Agent Pushback Protocol¶
A pushback protocol makes agents evaluate requests, surface concerns, and wait for explicit confirmation before executing — the cure for the yes-man agent.
Two categories of pushback¶
Most agent instructions focus on the happy path: receive task, execute task, return result — the same pressure behind happy path bias. A pushback protocol adds evaluation before execution, in two categories.
Implementation concerns cover code quality. The request introduces tech debt, duplication, or unnecessary complexity. A simpler approach exists. The scope is too large or vague for one pass (a trigger for interactive clarification).

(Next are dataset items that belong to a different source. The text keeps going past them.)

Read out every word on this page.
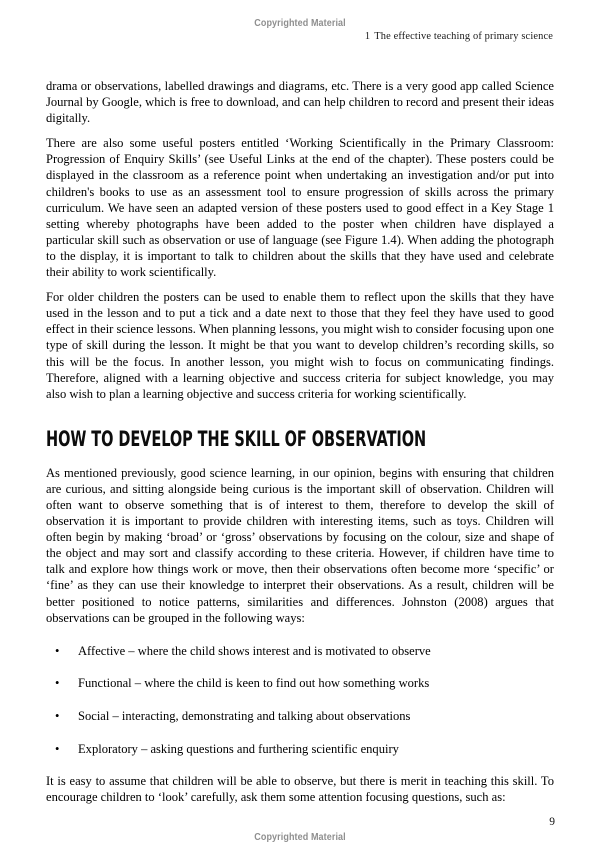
Copyrighted Material
1 The effective teaching of primary science

drama or observations, labelled drawings and diagrams, etc. There is a very good app called Science Journal by Google, which is free to download, and can help children to record and present their ideas digitally.

There are also some useful posters entitled ‘Working Scientifically in the Primary Classroom: Progression of Enquiry Skills’ (see Useful Links at the end of the chapter). These posters could be displayed in the classroom as a reference point when undertaking an investigation and/or put into children's books to use as an assessment tool to ensure progression of skills across the primary curriculum. We have seen an adapted version of these posters used to good effect in a Key Stage 1 setting whereby photographs have been added to the poster when children have displayed a particular skill such as observation or use of language (see Figure 1.4). When adding the photograph to the display, it is important to talk to children about the skills that they have used and celebrate their ability to work scientifically.

For older children the posters can be used to enable them to reflect upon the skills that they have used in the lesson and to put a tick and a date next to those that they feel they have used to good effect in their science lessons. When planning lessons, you might wish to consider focusing upon one type of skill during the lesson. It might be that you want to develop children’s recording skills, so this will be the focus. In another lesson, you might wish to focus on communicating findings. Therefore, aligned with a learning objective and success criteria for subject knowledge, you may also wish to plan a learning objective and success criteria for working scientifically.

HOW TO DEVELOP THE SKILL OF OBSERVATION

As mentioned previously, good science learning, in our opinion, begins with ensuring that children are curious, and sitting alongside being curious is the important skill of observation. Children will often want to observe something that is of interest to them, therefore to develop the skill of observation it is important to provide children with interesting items, such as toys. Children will often begin by making ‘broad’ or ‘gross’ observations by focusing on the colour, size and shape of the object and may sort and classify according to these criteria. However, if children have time to talk and explore how things work or move, then their observations often become more ‘specific’ or ‘fine’ as they can use their knowledge to interpret their observations. As a result, children will be better positioned to notice patterns, similarities and differences. Johnston (2008) argues that observations can be grouped in the following ways:

• Affective – where the child shows interest and is motivated to observe
• Functional – where the child is keen to find out how something works
• Social – interacting, demonstrating and talking about observations
• Exploratory – asking questions and furthering scientific enquiry

It is easy to assume that children will be able to observe, but there is merit in teaching this skill. To encourage children to ‘look’ carefully, ask them some attention focusing questions, such as:

9
Copyrighted Material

Requirements concerns cover product correctness. The feature conflicts with existing behavior. The request solves symptom X but the real problem is Y. Edge cases produce dangerous behavior — the class human-in-the-loop confirmation gates guard. Burke Holland's Anvil agent calls these "the expensive kind", consistent with Boehm and Basili's (2001) finding that requirements defects cost roughly 100× more to fix after delivery than during design.
Structured format¶
The Anvil agent structures pushback as a callout with interactive confirmation (Anvil agent):
- Callout: a visible warning block that names the concern.
- Explanation: what the problem is and why it matters.
- Choices: "Proceed as requested" / "Do it the agent's way" / "Let me rethink this".
The agent does not implement until you respond. This gate is the point. Evaluation without it is advisory, and advisory feedback gets ignored — the yes-man agent failure mode.
Implementation example¶
"You asked for a new
DateFormatterhelper, butUtilities/Formatting.swiftalready hasformatRelativeDate()which does exactly this. Adding a second one creates divergence. Recommend extending the existing function with astyleparameter."
The agent searched the codebase and surfaced existing code before writing new.
Requirements example¶
"This adds a 'delete all conversations' button with no confirmation dialog and no undo — the Firestore delete is permanent. Users who fat-finger this lose everything. Recommend adding a confirmation step, or a soft-delete with 30-day recovery."
The agent weighed user impact, not just code correctness.
Instruction design that elicits pushback¶
Framing matters. An agent told "you are a helpful assistant" optimizes for compliance. One told "you are a senior engineer with opinions" optimizes for correctness — persona framing shapes how it evaluates. The Anvil agent uses: "You are a senior engineer, not an order taker. You have opinions and you voice them — about the code AND the requirements" (Anvil agent).
Concrete trigger conditions beat vague instructions to "push back when appropriate":
- The request will introduce duplication or unnecessary complexity
- A simpler approach exists that you have not considered
- The scope is too large or vague for one pass
- Edge cases would produce dangerous behavior for end users
- The change assumes something about system usage that may be wrong
Distinct from human-in-the-loop gates¶
Human-in-the-loop confirmation gates fire on action type: "confirm before deleting files," "approve before pushing to main." They gate on what the agent does.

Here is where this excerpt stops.